Did you have the same problem with the old radiators ?
Radiators distribute the heat, the room utilises and dissipates that heat. The higher the heat loss in the room the quicker the room will utilise that heat.
Pipework has a limit for the maximum amount of kWs it can carry. An 8mm pipe with a flow rate of 0.9 metres per second can carry approx 2250watts (or 2.25kW). Compare that to a 15mm pipe which at the same flow rate can carry up to 8.25kW or a 22mm pipe that can carry 18kW. What you have done is upgraded the radiators, but they still distribute the same amount of heat but it is dissipated amongst more panels. Whereas before you had 2.25kW distributed amongst say 4 panels, now you have 2,25kW distributed amongst 8 panels (assuming you upsized 4 single panel rads to double panel). Not only will the radiators heat more slowly, they will dissipate a lot less heat.

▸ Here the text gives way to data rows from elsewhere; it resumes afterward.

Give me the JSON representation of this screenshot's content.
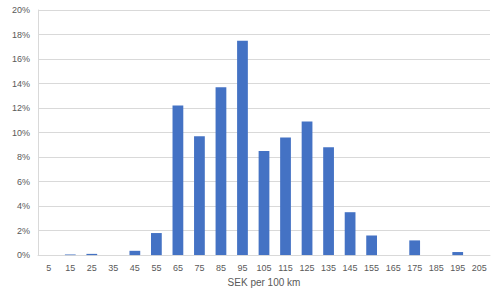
{
  "chart_data": {
    "type": "bar",
    "x_label": "SEK per 100 km",
    "categories": [
      "5",
      "15",
      "25",
      "35",
      "45",
      "55",
      "65",
      "75",
      "85",
      "95",
      "105",
      "115",
      "125",
      "135",
      "145",
      "155",
      "165",
      "175",
      "185",
      "195",
      "205"
    ],
    "values": [
      0,
      0.05,
      0.1,
      0,
      0.35,
      1.8,
      12.2,
      9.7,
      13.7,
      17.5,
      8.5,
      9.6,
      10.9,
      8.8,
      3.5,
      1.6,
      0,
      1.2,
      0,
      0.25,
      0
    ],
    "color": "#4472c4",
    "ylim": [
      0,
      20
    ],
    "yticks": [
      {
        "value": 0,
        "label": "0%"
      },
      {
        "value": 2,
        "label": "2%"
      },
      {
        "value": 4,
        "label": "4%"
      },
      {
        "value": 6,
        "label": "6%"
      },
      {
        "value": 8,
        "label": "8%"
      },
      {
        "value": 10,
        "label": "10%"
      },
      {
        "value": 12,
        "label": "12%"
      },
      {
        "value": 14,
        "label": "14%"
      },
      {
        "value": 16,
        "label": "16%"
      },
      {
        "value": 18,
        "label": "18%"
      },
      {
        "value": 20,
        "label": "20%"
      }
    ],
    "grid": true
  }
}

Bigger radiators have a larger surface area and with the same heat input will naturally run at a "lower temp" but they are still dissipating the same amount of heat. More radiators also increase the pressure (i.e. resistance) in the system so the pump must work harder to compensate.

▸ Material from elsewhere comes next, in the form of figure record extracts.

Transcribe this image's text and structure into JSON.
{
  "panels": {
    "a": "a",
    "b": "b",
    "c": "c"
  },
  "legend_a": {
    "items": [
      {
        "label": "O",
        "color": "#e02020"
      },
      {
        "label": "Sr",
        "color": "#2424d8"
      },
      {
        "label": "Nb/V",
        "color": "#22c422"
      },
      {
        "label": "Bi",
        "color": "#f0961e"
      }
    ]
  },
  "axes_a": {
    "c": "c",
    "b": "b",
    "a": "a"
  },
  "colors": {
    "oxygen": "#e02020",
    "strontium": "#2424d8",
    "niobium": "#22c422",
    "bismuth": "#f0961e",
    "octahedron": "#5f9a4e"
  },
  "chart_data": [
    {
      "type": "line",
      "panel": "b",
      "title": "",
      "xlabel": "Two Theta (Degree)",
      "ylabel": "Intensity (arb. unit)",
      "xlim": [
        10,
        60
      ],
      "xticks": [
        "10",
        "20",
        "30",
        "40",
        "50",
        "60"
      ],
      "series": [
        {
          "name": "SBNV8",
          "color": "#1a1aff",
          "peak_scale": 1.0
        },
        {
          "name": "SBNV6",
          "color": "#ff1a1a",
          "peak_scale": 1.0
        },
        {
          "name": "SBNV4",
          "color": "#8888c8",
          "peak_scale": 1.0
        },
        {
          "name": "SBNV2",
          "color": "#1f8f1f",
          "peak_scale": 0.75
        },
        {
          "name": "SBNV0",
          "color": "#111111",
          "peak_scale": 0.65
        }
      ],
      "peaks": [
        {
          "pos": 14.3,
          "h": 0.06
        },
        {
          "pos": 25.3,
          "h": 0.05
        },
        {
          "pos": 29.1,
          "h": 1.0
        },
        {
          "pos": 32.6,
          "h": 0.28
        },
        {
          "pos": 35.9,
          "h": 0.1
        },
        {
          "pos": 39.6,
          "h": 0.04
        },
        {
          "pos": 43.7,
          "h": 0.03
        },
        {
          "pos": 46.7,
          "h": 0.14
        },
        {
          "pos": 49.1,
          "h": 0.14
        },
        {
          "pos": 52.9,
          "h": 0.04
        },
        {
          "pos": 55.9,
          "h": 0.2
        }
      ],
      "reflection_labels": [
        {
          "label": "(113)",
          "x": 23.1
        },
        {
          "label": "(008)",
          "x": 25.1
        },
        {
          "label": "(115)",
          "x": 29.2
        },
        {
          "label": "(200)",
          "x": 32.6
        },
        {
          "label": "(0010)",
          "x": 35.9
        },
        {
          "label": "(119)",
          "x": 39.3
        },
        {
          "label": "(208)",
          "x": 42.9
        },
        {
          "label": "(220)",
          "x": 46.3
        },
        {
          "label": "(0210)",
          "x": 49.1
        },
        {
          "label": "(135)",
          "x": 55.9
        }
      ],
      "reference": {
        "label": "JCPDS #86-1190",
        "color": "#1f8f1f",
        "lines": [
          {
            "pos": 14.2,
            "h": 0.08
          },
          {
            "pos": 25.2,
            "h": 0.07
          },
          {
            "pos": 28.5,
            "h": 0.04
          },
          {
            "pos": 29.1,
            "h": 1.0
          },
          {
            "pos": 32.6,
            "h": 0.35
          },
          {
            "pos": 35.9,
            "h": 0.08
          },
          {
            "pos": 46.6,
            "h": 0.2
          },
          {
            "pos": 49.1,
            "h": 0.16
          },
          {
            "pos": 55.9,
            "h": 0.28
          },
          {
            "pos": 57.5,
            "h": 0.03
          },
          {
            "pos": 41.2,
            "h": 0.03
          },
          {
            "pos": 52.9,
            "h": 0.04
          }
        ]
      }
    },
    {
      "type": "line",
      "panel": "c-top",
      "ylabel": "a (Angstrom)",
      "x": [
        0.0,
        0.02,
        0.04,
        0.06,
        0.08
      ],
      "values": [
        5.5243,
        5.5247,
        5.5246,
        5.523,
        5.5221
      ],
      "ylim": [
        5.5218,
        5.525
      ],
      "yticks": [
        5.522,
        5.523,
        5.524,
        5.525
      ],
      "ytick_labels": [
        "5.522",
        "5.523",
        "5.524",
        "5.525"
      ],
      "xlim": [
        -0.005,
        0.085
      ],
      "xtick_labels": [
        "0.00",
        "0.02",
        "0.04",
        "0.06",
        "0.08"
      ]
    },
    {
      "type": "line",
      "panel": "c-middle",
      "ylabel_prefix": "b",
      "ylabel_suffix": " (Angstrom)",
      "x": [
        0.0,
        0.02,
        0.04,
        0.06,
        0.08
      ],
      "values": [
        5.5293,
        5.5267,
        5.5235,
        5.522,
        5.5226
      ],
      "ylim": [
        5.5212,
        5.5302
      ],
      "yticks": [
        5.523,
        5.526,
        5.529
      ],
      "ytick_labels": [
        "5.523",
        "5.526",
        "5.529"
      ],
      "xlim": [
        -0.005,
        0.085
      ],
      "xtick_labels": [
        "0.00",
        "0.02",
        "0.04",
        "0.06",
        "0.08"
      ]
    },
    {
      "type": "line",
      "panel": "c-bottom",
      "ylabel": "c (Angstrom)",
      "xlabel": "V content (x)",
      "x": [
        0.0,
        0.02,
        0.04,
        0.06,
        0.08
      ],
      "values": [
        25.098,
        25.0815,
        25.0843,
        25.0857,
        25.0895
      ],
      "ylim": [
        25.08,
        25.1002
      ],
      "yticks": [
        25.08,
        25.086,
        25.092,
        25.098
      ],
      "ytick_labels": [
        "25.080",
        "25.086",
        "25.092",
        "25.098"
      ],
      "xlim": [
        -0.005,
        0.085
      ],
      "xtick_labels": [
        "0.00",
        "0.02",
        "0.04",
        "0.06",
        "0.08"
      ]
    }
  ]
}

Increasing the pump speed will help but it will only take you so far. The faster the pump runs the more corrosion it causes within the system due to friction against the pipework.

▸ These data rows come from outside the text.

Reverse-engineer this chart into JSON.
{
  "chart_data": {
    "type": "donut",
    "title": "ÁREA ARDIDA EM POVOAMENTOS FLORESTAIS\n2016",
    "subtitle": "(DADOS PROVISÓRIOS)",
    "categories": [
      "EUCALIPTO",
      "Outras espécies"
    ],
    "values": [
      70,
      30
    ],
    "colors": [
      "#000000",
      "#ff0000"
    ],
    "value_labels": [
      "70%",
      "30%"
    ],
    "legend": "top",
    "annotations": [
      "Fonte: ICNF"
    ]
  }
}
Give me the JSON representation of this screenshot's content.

The heating engineer should have done a heat loss calculation to identify how much heat you are losing in the property, the heat output of all the radiators, and then calculate whether the current pipework would be able to carry sufficient kWs to supply the rads, and if not, then appropriately up size the pipe where necessary.
If increasing pipesize is too much you can always increase insulation thereby reducing your heating needs.